Our current study has some limitations. It is a case-control study. A Phase 3 biomarker study is needed to determine whether biomarkers can detect preclinical HCC in a prospective manner or its performance in those with dysplastic nodules. More importantly, the prospective specimen and data collection in a Phase 3 study will eliminate potential biases because HCC status will be unknown at the time of specimen and data collection. Another limitation is that the patients enrolled were receiving attention at tertiary medical centers, and our results may not be generalizable to all patients with cirrhosis and HCC. Nevertheless, this is large multicenter study that was adequately powered, etiology of liver disease was accounted for (viral vs. non-viral), assays were performed blindly, and all geographic regions in the United States were accounted for. In addition, it provides the benchmark for studying the performance of biomarkers for the diagnosis of early HCC.

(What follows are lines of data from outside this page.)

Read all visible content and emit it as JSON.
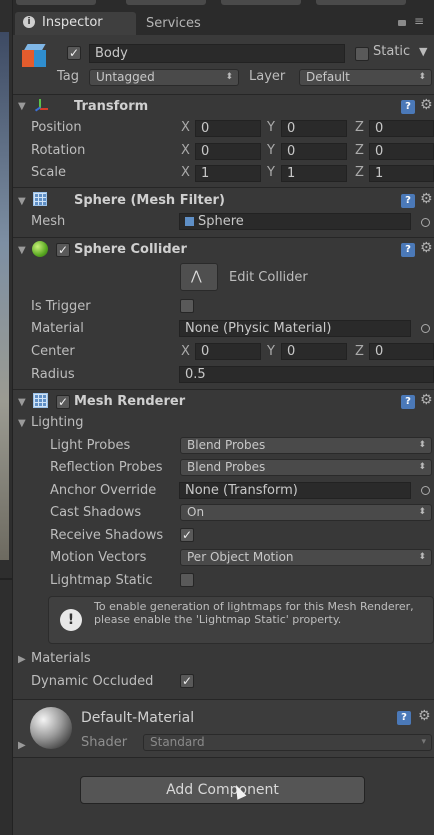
{
  "tabs": {
    "inspector": "Inspector",
    "services": "Services"
  },
  "object": {
    "name": "Body",
    "static_label": "Static",
    "tag_label": "Tag",
    "tag_value": "Untagged",
    "layer_label": "Layer",
    "layer_value": "Default"
  },
  "transform": {
    "title": "Transform",
    "rows": [
      {
        "label": "Position",
        "x": "0",
        "y": "0",
        "z": "0"
      },
      {
        "label": "Rotation",
        "x": "0",
        "y": "0",
        "z": "0"
      },
      {
        "label": "Scale",
        "x": "1",
        "y": "1",
        "z": "1"
      }
    ]
  },
  "axes": {
    "x": "X",
    "y": "Y",
    "z": "Z"
  },
  "mesh_filter": {
    "title": "Sphere (Mesh Filter)",
    "mesh_label": "Mesh",
    "mesh_value": "Sphere"
  },
  "sphere_collider": {
    "title": "Sphere Collider",
    "edit_collider": "Edit Collider",
    "is_trigger": "Is Trigger",
    "material_label": "Material",
    "material_value": "None (Physic Material)",
    "center_label": "Center",
    "center_x": "0",
    "center_y": "0",
    "center_z": "0",
    "radius_label": "Radius",
    "radius_value": "0.5"
  },
  "mesh_renderer": {
    "title": "Mesh Renderer",
    "lighting": "Lighting",
    "light_probes_label": "Light Probes",
    "light_probes_value": "Blend Probes",
    "reflection_probes_label": "Reflection Probes",
    "reflection_probes_value": "Blend Probes",
    "anchor_override_label": "Anchor Override",
    "anchor_override_value": "None (Transform)",
    "cast_shadows_label": "Cast Shadows",
    "cast_shadows_value": "On",
    "receive_shadows_label": "Receive Shadows",
    "motion_vectors_label": "Motion Vectors",
    "motion_vectors_value": "Per Object Motion",
    "lightmap_static_label": "Lightmap Static",
    "info": "To enable generation of lightmaps for this Mesh Renderer, please enable the 'Lightmap Static' property.",
    "materials": "Materials",
    "dynamic_occluded": "Dynamic Occluded"
  },
  "material": {
    "name": "Default-Material",
    "shader_label": "Shader",
    "shader_value": "Standard"
  },
  "add_component": "Add Component"
}
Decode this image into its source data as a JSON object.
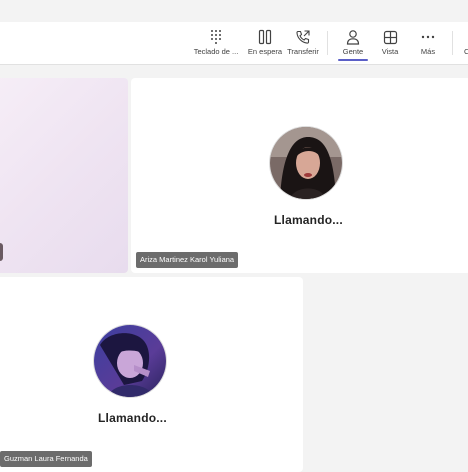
{
  "toolbar": {
    "items": [
      {
        "label": "Teclado de ...",
        "icon": "dialpad-icon"
      },
      {
        "label": "En espera",
        "icon": "pause-icon"
      },
      {
        "label": "Transferir",
        "icon": "transfer-call-icon"
      },
      {
        "label": "Gente",
        "icon": "people-icon",
        "active": true
      },
      {
        "label": "Vista",
        "icon": "grid-view-icon"
      },
      {
        "label": "Más",
        "icon": "more-icon"
      }
    ],
    "overflow_label": "C"
  },
  "participants": [
    {
      "name": "Ariza Martinez Karol Yuliana",
      "status": "Llamando..."
    },
    {
      "name": "Guzman Laura Fernanda",
      "status": "Llamando..."
    }
  ],
  "colors": {
    "accent": "#5b5fc7",
    "tag_bg": "#5f5f5f"
  }
}
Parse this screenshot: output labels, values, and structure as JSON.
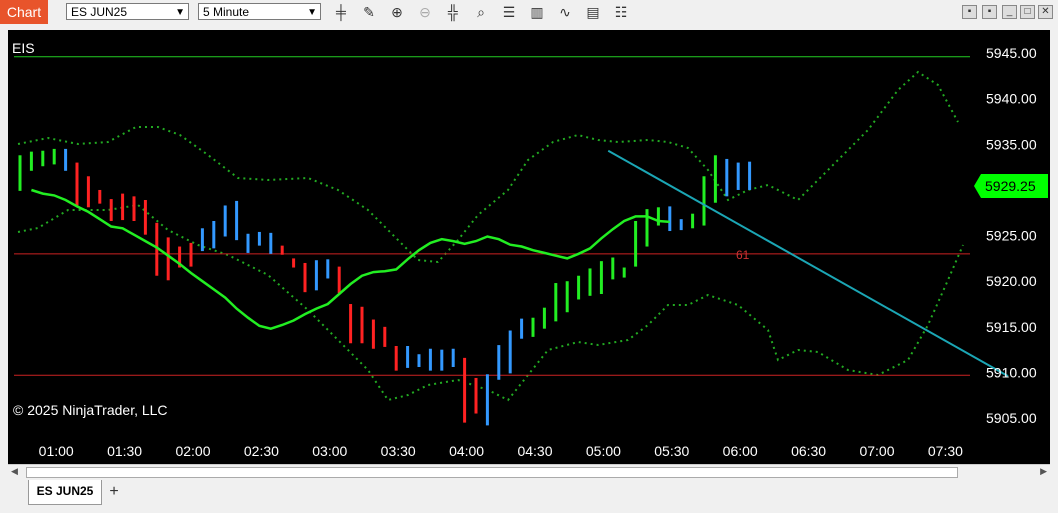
{
  "window": {
    "chart_tab_label": "Chart",
    "instrument_select": "ES JUN25",
    "interval_select": "5 Minute",
    "toolbar_icons": [
      "bar-type-icon",
      "pencil-icon",
      "zoom-in-icon",
      "zoom-out-icon",
      "crosshair-icon",
      "data-box-icon",
      "properties-icon",
      "indicators-icon",
      "strategies-icon",
      "templates-icon",
      "window-icon"
    ],
    "bottom_tab_label": "ES JUN25",
    "add_tab_label": "+"
  },
  "chart_data": {
    "type": "candlestick",
    "instrument_label": "EIS",
    "copyright": "© 2025 NinjaTrader, LLC",
    "price_label": "5929.25",
    "price_label_color": "#00ff00",
    "annotation": "61",
    "ylim": [
      5902.6,
      5947.2
    ],
    "y_ticks": [
      "5945.00",
      "5940.00",
      "5935.00",
      "5930.00",
      "5925.00",
      "5920.00",
      "5915.00",
      "5910.00",
      "5905.00"
    ],
    "x_ticks": [
      {
        "label": "01:00",
        "bar": 3
      },
      {
        "label": "01:30",
        "bar": 9
      },
      {
        "label": "02:00",
        "bar": 15
      },
      {
        "label": "02:30",
        "bar": 21
      },
      {
        "label": "03:00",
        "bar": 27
      },
      {
        "label": "03:30",
        "bar": 33
      },
      {
        "label": "04:00",
        "bar": 39
      },
      {
        "label": "04:30",
        "bar": 45
      },
      {
        "label": "05:00",
        "bar": 51
      },
      {
        "label": "05:30",
        "bar": 57
      },
      {
        "label": "06:00",
        "bar": 63
      },
      {
        "label": "06:30",
        "bar": 69
      },
      {
        "label": "07:00",
        "bar": 75
      },
      {
        "label": "07:30",
        "bar": 81
      }
    ],
    "colors": {
      "up": "#3399ff",
      "down": "#ff2222",
      "strong_up": "#22ee22",
      "sma": "#22ee22",
      "bands": "#22aa22",
      "trendline": "#1ba6b5",
      "support": "#cc2222",
      "resistance": "#22cc22",
      "text": "#ffffff"
    },
    "bars": [
      {
        "h": 5933.8,
        "l": 5929.9,
        "c": "g"
      },
      {
        "h": 5934.2,
        "l": 5932.1,
        "c": "g"
      },
      {
        "h": 5934.3,
        "l": 5932.6,
        "c": "g"
      },
      {
        "h": 5934.5,
        "l": 5932.8,
        "c": "g"
      },
      {
        "h": 5934.5,
        "l": 5932.1,
        "c": "b"
      },
      {
        "h": 5933.0,
        "l": 5928.3,
        "c": "r"
      },
      {
        "h": 5931.5,
        "l": 5928.1,
        "c": "r"
      },
      {
        "h": 5930.0,
        "l": 5928.5,
        "c": "r"
      },
      {
        "h": 5929.0,
        "l": 5926.6,
        "c": "r"
      },
      {
        "h": 5929.6,
        "l": 5926.7,
        "c": "r"
      },
      {
        "h": 5929.3,
        "l": 5926.6,
        "c": "r"
      },
      {
        "h": 5928.9,
        "l": 5925.1,
        "c": "r"
      },
      {
        "h": 5926.4,
        "l": 5920.6,
        "c": "r"
      },
      {
        "h": 5924.8,
        "l": 5920.1,
        "c": "r"
      },
      {
        "h": 5923.8,
        "l": 5921.5,
        "c": "r"
      },
      {
        "h": 5924.2,
        "l": 5921.6,
        "c": "r"
      },
      {
        "h": 5925.8,
        "l": 5923.3,
        "c": "b"
      },
      {
        "h": 5926.6,
        "l": 5923.6,
        "c": "b"
      },
      {
        "h": 5928.3,
        "l": 5924.9,
        "c": "b"
      },
      {
        "h": 5928.8,
        "l": 5924.5,
        "c": "b"
      },
      {
        "h": 5925.2,
        "l": 5923.1,
        "c": "b"
      },
      {
        "h": 5925.4,
        "l": 5923.9,
        "c": "b"
      },
      {
        "h": 5925.3,
        "l": 5923.0,
        "c": "b"
      },
      {
        "h": 5923.9,
        "l": 5922.9,
        "c": "r"
      },
      {
        "h": 5922.5,
        "l": 5921.5,
        "c": "r"
      },
      {
        "h": 5922.0,
        "l": 5918.8,
        "c": "r"
      },
      {
        "h": 5922.3,
        "l": 5919.0,
        "c": "b"
      },
      {
        "h": 5922.4,
        "l": 5920.3,
        "c": "b"
      },
      {
        "h": 5921.6,
        "l": 5918.7,
        "c": "r"
      },
      {
        "h": 5917.5,
        "l": 5913.2,
        "c": "r"
      },
      {
        "h": 5917.2,
        "l": 5913.2,
        "c": "r"
      },
      {
        "h": 5915.8,
        "l": 5912.6,
        "c": "r"
      },
      {
        "h": 5915.0,
        "l": 5912.8,
        "c": "r"
      },
      {
        "h": 5912.9,
        "l": 5910.2,
        "c": "r"
      },
      {
        "h": 5912.9,
        "l": 5910.5,
        "c": "b"
      },
      {
        "h": 5912.0,
        "l": 5910.6,
        "c": "b"
      },
      {
        "h": 5912.6,
        "l": 5910.2,
        "c": "b"
      },
      {
        "h": 5912.5,
        "l": 5910.2,
        "c": "b"
      },
      {
        "h": 5912.6,
        "l": 5910.6,
        "c": "b"
      },
      {
        "h": 5911.6,
        "l": 5904.5,
        "c": "r"
      },
      {
        "h": 5909.4,
        "l": 5905.5,
        "c": "r"
      },
      {
        "h": 5909.8,
        "l": 5904.2,
        "c": "b"
      },
      {
        "h": 5913.0,
        "l": 5909.2,
        "c": "b"
      },
      {
        "h": 5914.6,
        "l": 5909.9,
        "c": "b"
      },
      {
        "h": 5915.9,
        "l": 5913.7,
        "c": "b"
      },
      {
        "h": 5916.0,
        "l": 5913.9,
        "c": "g"
      },
      {
        "h": 5917.1,
        "l": 5914.8,
        "c": "g"
      },
      {
        "h": 5919.8,
        "l": 5915.6,
        "c": "g"
      },
      {
        "h": 5920.0,
        "l": 5916.6,
        "c": "g"
      },
      {
        "h": 5920.6,
        "l": 5918.0,
        "c": "g"
      },
      {
        "h": 5921.4,
        "l": 5918.4,
        "c": "g"
      },
      {
        "h": 5922.2,
        "l": 5918.6,
        "c": "g"
      },
      {
        "h": 5922.6,
        "l": 5920.2,
        "c": "g"
      },
      {
        "h": 5921.5,
        "l": 5920.4,
        "c": "g"
      },
      {
        "h": 5926.6,
        "l": 5921.6,
        "c": "g"
      },
      {
        "h": 5927.9,
        "l": 5923.8,
        "c": "g"
      },
      {
        "h": 5928.1,
        "l": 5926.1,
        "c": "g"
      },
      {
        "h": 5928.2,
        "l": 5925.5,
        "c": "b"
      },
      {
        "h": 5926.8,
        "l": 5925.6,
        "c": "b"
      },
      {
        "h": 5927.4,
        "l": 5925.8,
        "c": "g"
      },
      {
        "h": 5931.5,
        "l": 5926.1,
        "c": "g"
      },
      {
        "h": 5933.8,
        "l": 5928.6,
        "c": "g"
      },
      {
        "h": 5933.4,
        "l": 5929.3,
        "c": "b"
      },
      {
        "h": 5933.0,
        "l": 5930.0,
        "c": "b"
      },
      {
        "h": 5933.1,
        "l": 5930.0,
        "c": "b"
      }
    ],
    "sma": [
      5930.0,
      5929.6,
      5929.4,
      5928.9,
      5928.2,
      5927.6,
      5926.8,
      5926.0,
      5925.8,
      5925.1,
      5924.4,
      5923.7,
      5922.8,
      5921.9,
      5920.9,
      5920.0,
      5919.1,
      5918.2,
      5917.0,
      5916.0,
      5915.1,
      5914.8,
      5915.2,
      5915.7,
      5916.4,
      5917.0,
      5917.5,
      5918.6,
      5919.7,
      5920.6,
      5921.0,
      5921.1,
      5921.3,
      5922.4,
      5923.4,
      5924.2,
      5924.6,
      5924.4,
      5924.1,
      5924.4,
      5924.9,
      5924.6,
      5924.0,
      5923.8,
      5923.4,
      5923.1,
      5922.8,
      5922.5,
      5923.0,
      5923.6,
      5924.7,
      5925.7,
      5926.6,
      5927.1,
      5927.1,
      5926.6,
      5926.5
    ],
    "trendline": {
      "from": [
        51.6,
        5934.3
      ],
      "to": [
        87.4,
        5909.6
      ]
    },
    "support_lines": [
      5909.7,
      5923.0
    ],
    "resistance_line": 5944.6
  }
}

In summary, our study shows that AFP is currently the best serum biomarker for the diagnosis of early stage HCC at a new cutoff of 10.9 ng/mL. DCP performs better in those with viral etiology of liver disease. Our study helps determine the performance of AFP and DCP for early stage HCC, however these results are not optimal by themselves as surveillance tests and either new or complimentary markers are needed. An EDRN-defined Phase 3 study is needed to evaluate the performance of AFP, at its new cutoff of 10.9 ng/mL, in the detection of preclinical HCC in combination with US, DCP or other new markers.